Cerpen Pencopet dan Narapidana Sel Karya Sekar Jatiningrum

“Copet! Copet! Itu ada copet! Tangkap sebelum ia kabur!” kata salah satu warga.

Keringat bercucuran deras dari dahi si pria. Baju lusuhnya sudah basah seperti habis mandi. Nafasnya menderu seperti banteng yang siap diadu. Langkah kaki secepat kaki macan, ia kerahkan untuk pergi dari tempat tersebut. Matanya fokus dan tajam melihat celah-celah kesempatan di berbagai kesempitan. Berlari secepat angin melewati gang sempit kecil dan bau pesing. Menabrak warga gang dan berakhir dengan teriak cacian. Menabrak barang dan sampah yang susah ia hindari. Menengok ke belakang memastikan apakah masih ada secepat ia berlari macam angin. Ternyata ada! Astaga ia terkeroyok. Habis sudah riwayatnya jika gagal. Amukan massa yang membawa parang, entok, panci, sapu dan alat rumah tangga lainnya siap menghujam di tubuhnya. Ia akan dihakimi habis-habisan. Bahkan mungkin dirinya akan habis dengan merenggang nyawa.

“Hey berhenti!” teriak salah satu bapak berseragam dengan membawa pistol yang ia pegang di kedua tangannya.

Namun, lagi-lagi si pria tidak mau mengalah. Ia harus bisa lolos dari maut ini. Ia tidak ingin masuk ke dalam bui kemudian membusuk di sana. Bagaimana dengan anak istrinya di rumah jika ia tidak mencari nafkah. Walaupun ia tahu ini nafkah haram.

Kecepatan kaki bak angin yang berhembus ia tambah. Tidak hanya menerjang apapun di depannya. Namun ia juga beraksi dengan lompatan ala adegan action yang biasa ia lihat di rumah Pak RT ketika malam minggu tiba.

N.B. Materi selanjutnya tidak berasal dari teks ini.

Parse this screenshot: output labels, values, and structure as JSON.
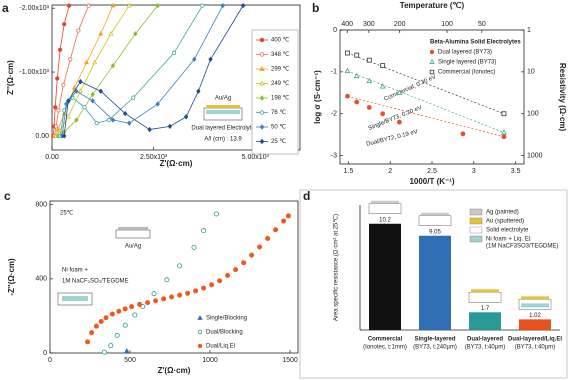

“Berhenti! Saya bilang berhenti sekarang juga!” dan Dor! Sepertinya bapak berseragam sudah mulai muntab. Ia perlihatkan kebolehannya dalam menembak peluru jarak jauh ke langit-langit hampa di atas sana. Satu tembakan telah melayang dengan suara yang terdengar dan memekakkan telinga. Sontak saja warga gang menjadi takut. Mereka buru-buru masuk rumah masing-masing untuk berlindung sambil melihat dari balik jendela.

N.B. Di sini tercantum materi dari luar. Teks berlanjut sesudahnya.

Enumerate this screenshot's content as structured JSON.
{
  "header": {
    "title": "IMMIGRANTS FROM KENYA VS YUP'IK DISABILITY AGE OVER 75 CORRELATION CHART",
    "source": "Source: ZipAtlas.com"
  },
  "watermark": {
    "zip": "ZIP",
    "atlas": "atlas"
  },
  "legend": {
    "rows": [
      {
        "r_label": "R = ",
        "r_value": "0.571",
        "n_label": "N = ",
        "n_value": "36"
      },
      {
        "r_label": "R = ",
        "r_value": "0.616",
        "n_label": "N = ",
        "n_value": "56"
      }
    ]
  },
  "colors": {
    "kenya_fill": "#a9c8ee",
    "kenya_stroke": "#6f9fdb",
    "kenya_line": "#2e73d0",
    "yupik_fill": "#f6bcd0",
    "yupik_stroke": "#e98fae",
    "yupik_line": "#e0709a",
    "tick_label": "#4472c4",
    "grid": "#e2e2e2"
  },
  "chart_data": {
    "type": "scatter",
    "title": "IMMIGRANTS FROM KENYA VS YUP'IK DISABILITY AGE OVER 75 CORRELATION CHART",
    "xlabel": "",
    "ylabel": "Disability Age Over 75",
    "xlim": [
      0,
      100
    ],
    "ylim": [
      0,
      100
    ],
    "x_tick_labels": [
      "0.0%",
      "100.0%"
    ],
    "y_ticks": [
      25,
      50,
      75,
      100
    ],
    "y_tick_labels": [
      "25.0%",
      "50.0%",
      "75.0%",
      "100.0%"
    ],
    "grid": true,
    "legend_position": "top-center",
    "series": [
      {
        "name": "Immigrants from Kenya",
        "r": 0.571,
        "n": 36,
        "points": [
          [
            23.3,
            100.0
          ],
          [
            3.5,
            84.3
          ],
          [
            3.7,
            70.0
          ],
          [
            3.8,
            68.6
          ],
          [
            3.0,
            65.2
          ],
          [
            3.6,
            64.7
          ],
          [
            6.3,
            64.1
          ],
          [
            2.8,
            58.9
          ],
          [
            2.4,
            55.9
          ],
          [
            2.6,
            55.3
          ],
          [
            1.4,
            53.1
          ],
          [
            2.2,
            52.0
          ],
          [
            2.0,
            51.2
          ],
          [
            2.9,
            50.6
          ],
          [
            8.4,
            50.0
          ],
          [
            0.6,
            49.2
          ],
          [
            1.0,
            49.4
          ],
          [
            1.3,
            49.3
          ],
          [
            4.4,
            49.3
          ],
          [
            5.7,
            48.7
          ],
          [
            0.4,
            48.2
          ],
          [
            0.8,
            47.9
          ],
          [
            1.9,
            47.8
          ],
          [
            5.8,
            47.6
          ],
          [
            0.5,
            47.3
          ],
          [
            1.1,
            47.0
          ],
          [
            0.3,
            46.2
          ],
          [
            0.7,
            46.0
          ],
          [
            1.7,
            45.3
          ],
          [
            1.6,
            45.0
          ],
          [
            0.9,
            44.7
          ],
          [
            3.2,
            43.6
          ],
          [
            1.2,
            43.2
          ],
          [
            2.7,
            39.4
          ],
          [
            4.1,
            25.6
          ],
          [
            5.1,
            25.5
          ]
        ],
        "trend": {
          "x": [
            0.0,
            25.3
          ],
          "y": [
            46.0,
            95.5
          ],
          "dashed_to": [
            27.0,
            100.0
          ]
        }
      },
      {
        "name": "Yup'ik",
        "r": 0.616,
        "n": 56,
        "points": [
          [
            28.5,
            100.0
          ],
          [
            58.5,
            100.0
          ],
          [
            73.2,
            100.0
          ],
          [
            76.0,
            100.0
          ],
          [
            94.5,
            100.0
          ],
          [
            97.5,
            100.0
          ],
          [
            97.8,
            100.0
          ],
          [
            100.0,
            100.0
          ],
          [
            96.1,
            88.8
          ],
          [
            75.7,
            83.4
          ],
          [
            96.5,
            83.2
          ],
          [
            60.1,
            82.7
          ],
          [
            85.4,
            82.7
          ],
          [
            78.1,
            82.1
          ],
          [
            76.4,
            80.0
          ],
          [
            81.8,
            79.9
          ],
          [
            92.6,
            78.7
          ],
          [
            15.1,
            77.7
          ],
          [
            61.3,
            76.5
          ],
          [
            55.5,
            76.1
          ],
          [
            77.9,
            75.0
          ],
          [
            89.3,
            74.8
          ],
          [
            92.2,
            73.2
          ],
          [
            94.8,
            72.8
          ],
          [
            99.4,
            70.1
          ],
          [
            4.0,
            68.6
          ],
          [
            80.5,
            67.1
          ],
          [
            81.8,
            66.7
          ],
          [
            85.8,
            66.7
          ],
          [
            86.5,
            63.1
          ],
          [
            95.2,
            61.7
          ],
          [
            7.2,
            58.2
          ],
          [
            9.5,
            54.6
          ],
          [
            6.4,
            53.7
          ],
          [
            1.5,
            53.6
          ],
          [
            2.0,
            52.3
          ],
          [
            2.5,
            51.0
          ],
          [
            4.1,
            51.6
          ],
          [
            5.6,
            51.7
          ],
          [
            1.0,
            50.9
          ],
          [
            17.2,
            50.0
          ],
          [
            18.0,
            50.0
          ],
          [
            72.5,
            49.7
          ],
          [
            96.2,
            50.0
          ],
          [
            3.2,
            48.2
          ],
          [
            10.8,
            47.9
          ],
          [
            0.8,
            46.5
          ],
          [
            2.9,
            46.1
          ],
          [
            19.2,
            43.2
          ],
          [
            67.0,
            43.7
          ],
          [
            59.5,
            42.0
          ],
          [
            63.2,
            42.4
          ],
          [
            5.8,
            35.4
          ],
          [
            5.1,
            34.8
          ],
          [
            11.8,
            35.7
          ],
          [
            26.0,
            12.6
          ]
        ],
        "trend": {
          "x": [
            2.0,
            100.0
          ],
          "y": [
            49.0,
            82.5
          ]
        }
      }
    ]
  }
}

Degup jantung si pria terdengar seperti drum yang dipukul dengan keras. Dadanya naik turun menahan rasa takut, khawatir, lelah semua menjadi satu. Tidak sempat lagi ia mengusap keringat yang sudah memandikkannya siang itu. Namun sayang, karena kecepatan kaki si pria tidak sama dengan keseimbangan tubuhnya. Ia terjerambab jatuh dengan keras ke tanah bebatuan yang kasar. Terlihat dari wajahnya ia menahan sakit dan lelah yang teramat. Satu tetes keringat terjatuh di tanah. Sebelum ia sempat bangkit dari jatuhnya. Dengan sigap dan cepat bapak berseragam datang. Menarik kerah bajunya dengan kasar. Memaksanya bangkit dari jatuh dan rasa sakitnya.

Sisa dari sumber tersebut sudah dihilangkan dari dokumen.